JFC has suggested to the Ways and Means Committee further refinements to the House of Representatives’ Substituted Bill. Among the JFC recommendations are the retention of the income tax holiday given the fierce tax competition to lure foreign investors and the granting of incentives for strategic projects.

JFC supports a draft bill presented by Sec. Purisima in March that will force incentives-giving agencies to budget incentives and argue the relevance of making incentives available.  There was not enough time to file this bill in the 15th Congress. The bill is going to be filed early in the 16th Congress and has a good chance to be approved.

FOI: a test of Presidential resolve
Transparency International estimates that corrupt public officials, employees, contractors and suppliers abscond with some 20% of the Philippines’ annual budget because of lack of transparency in government contracts and transactions. The country’s national budget for 2013 is P2.06 trillion and some P400 billion in public revenues will likely be lost to corruption this year.

This economic rationale for the Freedom of Information (FOI) bill failed to sway the President, however. His inaction in not certifying the FOI as urgent before the 15th Congress ended is seen by his critics as a reflection of his ambivalent attitude towards the bill.

Malacañang confirmed the President had no plans of certifying the FOI bill as urgent. Spokesman Edwin Lacierda said the President would rather see the measure debated fully, regardless of whether it is passed in the current or the next Congress.

“We want a healthy debate. . . That’s what we want and in fairness to all constituents, let’s have a healthy debate,” he said

Some analysts, however, believe the “death” of the FOI in the 15th Congress was due more to Congress running out of time.
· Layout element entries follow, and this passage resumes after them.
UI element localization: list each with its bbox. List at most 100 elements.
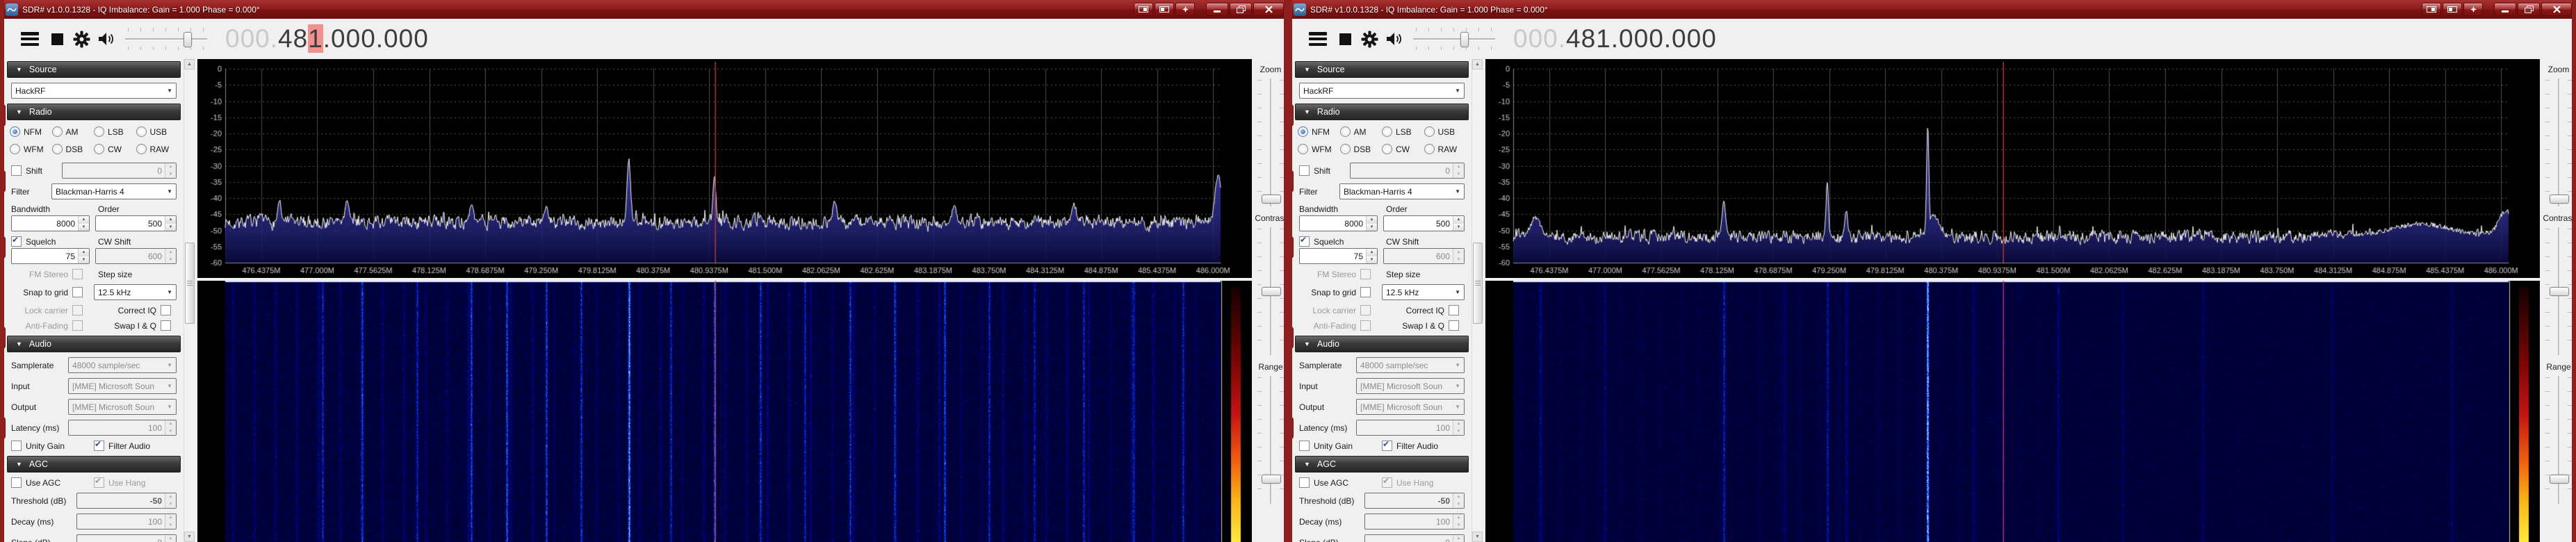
waterfall-display[interactable] <box>197 281 1252 542</box>
cw-shift-input[interactable]: 600▲▼ <box>1383 248 1465 264</box>
mode-radio-nfm[interactable]: NFM <box>10 126 52 137</box>
radio-panel-header[interactable]: ▼ Radio <box>1295 104 1469 120</box>
mode-radio-lsb[interactable]: LSB <box>1382 126 1424 137</box>
minimize-button[interactable] <box>2494 3 2516 16</box>
mode-radio-raw[interactable]: RAW <box>1424 144 1467 154</box>
mode-radio-raw[interactable]: RAW <box>136 144 179 154</box>
mode-radio-am[interactable]: AM <box>1340 126 1383 137</box>
snap-to-grid-checkbox[interactable]: ✔ <box>1360 287 1371 297</box>
spectrum-display[interactable] <box>197 59 1252 278</box>
spinner-arrows[interactable]: ▲▼ <box>1453 163 1464 178</box>
source-panel-header[interactable]: ▼ Source <box>1295 61 1469 78</box>
anti-fading-checkbox[interactable]: ✔ <box>72 320 83 331</box>
volume-thumb[interactable] <box>184 32 192 47</box>
agc-slope-input[interactable]: 0▲▼ <box>76 534 177 542</box>
frequency-digit[interactable]: 0 <box>241 24 256 53</box>
range-slider-thumb[interactable] <box>2550 475 2569 484</box>
settings-gear-button[interactable] <box>1361 31 1378 48</box>
spinner-arrows[interactable]: ▲▼ <box>165 493 176 508</box>
filter-select[interactable]: Blackman-Harris 4 ▼ <box>1339 183 1465 199</box>
menu-button[interactable] <box>19 31 40 47</box>
frequency-digit[interactable]: . <box>1558 24 1566 53</box>
mode-radio-dsb[interactable]: DSB <box>1340 144 1383 154</box>
spinner-arrows[interactable]: ▲▼ <box>78 249 89 263</box>
pin-button[interactable] <box>1175 3 1195 16</box>
lock-carrier-checkbox[interactable]: ✔ <box>72 305 83 315</box>
volume-slider[interactable] <box>1413 27 1495 51</box>
samplerate-select[interactable]: 48000 sample/sec▼ <box>1356 357 1465 373</box>
audio-input-select[interactable]: [MME] Microsoft Soun▼ <box>1356 378 1465 394</box>
waterfall-display[interactable] <box>1485 281 2540 542</box>
sidebar-scrollbar[interactable]: ▲ ▼ <box>184 59 195 542</box>
spinner-arrows[interactable]: ▲▼ <box>1453 535 1464 542</box>
mode-radio-wfm[interactable]: WFM <box>10 144 52 154</box>
frequency-digit[interactable]: . <box>376 24 384 53</box>
agc-slope-input[interactable]: 0▲▼ <box>1364 534 1465 542</box>
spinner-arrows[interactable]: ▲▼ <box>165 163 176 178</box>
filter-audio-checkbox[interactable]: ✔ <box>94 441 104 451</box>
correct-iq-checkbox[interactable]: ✔ <box>161 305 171 315</box>
order-input[interactable]: 500▲▼ <box>1383 215 1465 231</box>
zoom-slider[interactable] <box>2541 77 2576 208</box>
restore-button[interactable] <box>2518 3 2540 16</box>
squelch-input[interactable]: 75▲▼ <box>11 248 90 264</box>
dock-right-button[interactable] <box>2443 3 2462 16</box>
spinner-arrows[interactable]: ▲▼ <box>165 249 176 263</box>
frequency-display[interactable]: 000.481.000.000 <box>225 24 429 54</box>
use-agc-checkbox[interactable]: ✔ <box>1299 477 1310 488</box>
dock-left-button[interactable] <box>1134 3 1153 16</box>
frequency-digit[interactable]: 0 <box>384 24 399 53</box>
frequency-digit[interactable]: 4 <box>1566 24 1581 53</box>
frequency-digit[interactable]: 0 <box>361 24 376 53</box>
shift-input[interactable]: 0 ▲▼ <box>62 163 177 179</box>
volume-slider[interactable] <box>125 27 207 51</box>
frequency-digit[interactable]: 4 <box>278 24 293 53</box>
shift-checkbox[interactable]: ✔ <box>1299 165 1310 176</box>
spinner-arrows[interactable]: ▲▼ <box>165 216 176 231</box>
frequency-digit[interactable]: . <box>323 24 331 53</box>
spinner-arrows[interactable]: ▲▼ <box>165 420 176 435</box>
frequency-digit[interactable]: 0 <box>1649 24 1664 53</box>
frequency-display[interactable]: 000.481.000.000 <box>1513 24 1717 54</box>
frequency-digit[interactable]: 0 <box>331 24 346 53</box>
samplerate-select[interactable]: 48000 sample/sec▼ <box>68 357 177 373</box>
zoom-slider-thumb[interactable] <box>1262 195 1281 204</box>
volume-thumb[interactable] <box>1460 32 1469 47</box>
zoom-slider[interactable] <box>1253 77 1288 208</box>
bandwidth-input[interactable]: 8000▲▼ <box>11 215 90 231</box>
scroll-thumb[interactable] <box>185 243 195 324</box>
agc-threshold-input[interactable]: -50▲▼ <box>76 493 177 509</box>
anti-fading-checkbox[interactable]: ✔ <box>1360 320 1371 331</box>
frequency-digit[interactable]: 0 <box>346 24 361 53</box>
mode-radio-cw[interactable]: CW <box>1382 144 1424 154</box>
contrast-slider[interactable] <box>2541 226 2576 356</box>
range-slider[interactable] <box>1253 375 1288 505</box>
frequency-digit[interactable]: 1 <box>1596 24 1611 53</box>
minimize-button[interactable] <box>1206 3 1228 16</box>
mode-radio-wfm[interactable]: WFM <box>1298 144 1340 154</box>
unity-gain-checkbox[interactable]: ✔ <box>1299 441 1310 451</box>
correct-iq-checkbox[interactable]: ✔ <box>1449 305 1459 315</box>
swap-iq-checkbox[interactable]: ✔ <box>1449 320 1459 331</box>
speaker-button[interactable] <box>97 31 115 47</box>
fm-stereo-checkbox[interactable]: ✔ <box>1360 269 1371 279</box>
bandwidth-input[interactable]: 8000▲▼ <box>1299 215 1378 231</box>
frequency-digit[interactable]: . <box>270 24 278 53</box>
frequency-digit[interactable]: 0 <box>399 24 414 53</box>
sidebar-scrollbar[interactable]: ▲ ▼ <box>1472 59 1483 542</box>
mode-radio-dsb[interactable]: DSB <box>52 144 95 154</box>
spinner-arrows[interactable]: ▲▼ <box>1366 216 1377 231</box>
audio-panel-header[interactable]: ▼ Audio <box>7 336 181 352</box>
scroll-down-arrow[interactable]: ▼ <box>184 532 195 542</box>
frequency-digit[interactable]: 0 <box>1634 24 1649 53</box>
spinner-arrows[interactable]: ▲▼ <box>1453 216 1464 231</box>
spinner-arrows[interactable]: ▲▼ <box>165 535 176 542</box>
contrast-slider-thumb[interactable] <box>2550 287 2569 296</box>
latency-input[interactable]: 100▲▼ <box>68 420 177 436</box>
frequency-digit[interactable]: 8 <box>1581 24 1597 53</box>
cw-shift-input[interactable]: 600▲▼ <box>95 248 177 264</box>
frequency-digit[interactable]: 0 <box>225 24 241 53</box>
frequency-digit[interactable]: 0 <box>1619 24 1634 53</box>
range-slider-thumb[interactable] <box>1262 475 1281 484</box>
source-panel-header[interactable]: ▼ Source <box>7 61 181 78</box>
Belmonte said the FOI was one of the priority bills of the House when Congress resumed session on January 21 but noted that mustering a quorum in the nine session days before Congress recessed proved an insurmountable challenge. The need for Congressmen to attend to their re-election bids made sure of that.

Quezon Representative Lorenzo Tañada, one of the FOI’s champions, said in December 2012 he hoped the House would at least tackle the bill in the three remaining weeks of session. The FOI bill is still in the period of sponsorship.

Once sponsored, the bill will go through the period of debate and amendments before the second reading vote. Unless certified as urgent by the President, the measure will wait for three days before it can be taken up for third reading.

Critics said the 15th Congress’ decision not to enact the long-overdue FOI bill gives credence to suspicions the House is insincere in its support for the government’s anti-corruption campaign, and Congressmen do not truly support the “Daang Matuwid” crusade.

FOI advocates, however, can take heart in President Aquino’s statement he will strive for the passage of the FOI within his presidency.

In the end, the President and his allies are to be commended for their courage in pushing forward—albeit gingerly—with legislation heavy with long-term and true transformational benefits.

For as that old adage goes, “Behold the turtle. He makes progress only when he sticks his neck out.”